Зоя Георгиевна перенесла операцию на сердце и находилась в реанимации. Она приходила в себя и пыталась через докторов как-то узнать о внуке Стеньке, но ей ничего не могли сообщить. Волноваться ей запретили, как и разговаривать. Из реанимации её перевели в палату интенсивного наблюдения, где она лежала в полной тишине, чаще с капельницей и кислородной трубкой у носа. Мысль о Стеньке, который остался один со своим мучителем, не давала ей успокоиться и дать лечению сделать своё дело. Медсёстры отмахивались от любой попытки Зои Георгиевны заговорить о своей проблеме, а главврач только сухо буркнул один раз: «Всё будет хорошо, вы успокойтесь, женщина!» Ей только не понятно было, как же это он всё устроит?

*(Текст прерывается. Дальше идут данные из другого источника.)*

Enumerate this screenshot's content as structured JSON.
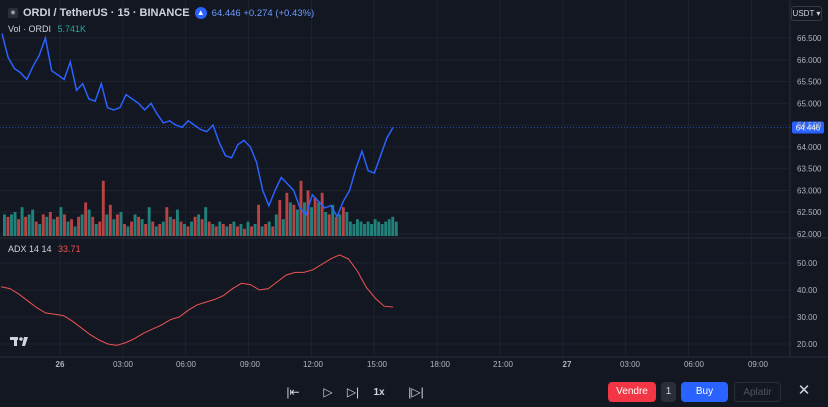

Три медсестры по очереди дежурили на этаже, где лежала Зоя Георгиевна. Две из них имели более-менее сносный характер, даже иногда разговаривали с больными на житейские темы. Они уже давно ответили, что ничего не знают про её родственников и помочь, вряд ли, смогут. Но третья медсестра имела такой непроницаемый взгляд, веющий холодом и безразличием из-под толстых стёкол очков в огромной чёрной оправе, что Зоя Георгиевна невольно закрывала глаза и притворялась спящей, когда та входила. Медсестра выполняла свои обязанности, после чего пристально глядела на Зою Георгиевну, вздыхала и уходила прочь.
Однажды, когда дежурство выпало той медсестре в больших очках, Зоя Георгиевна повела себя, как обычно. Она закрыла глаза и не открывала их всё время, пока дежурная делала свои дела. Перед самым своим уходом она снова посмотрела на больную, вздохнула и сказала:
— Я знаю, что вы не спите. Вы — Дементьева?
Зоя Георгиевна вздрогнула от неожиданности и взглянула на медсестру.
— Меня не стоит уж настолько презирать. Я хорошо выполняю свою работу, но это не значит, что я бессердечное существо.
— Простите меня, ради бога, — прошептала Зоя Георгиевна и попыталась улыбнуться. — Как вас зовут?
— Нина я. Пациенты меня недолюбливают за мою холодность, но каждому своё. Они приходят и уходят, а я остаюсь.
— Нина, вы не обязаны быть другой для них. Вы правы — это ваша работа, и вы делаете всё правильно.
— Да, это, конечно, так. Но я не должна делать им хуже, а получается, что сделала. Вот и вам я не помогла, а ведь могла, хоть и нельзя вам волноваться…
Зоя Георгиевна попробовала привстать на локте, но тут же отказалась от этой попытки, так как острая боль в грудной клетке дала о себе знать.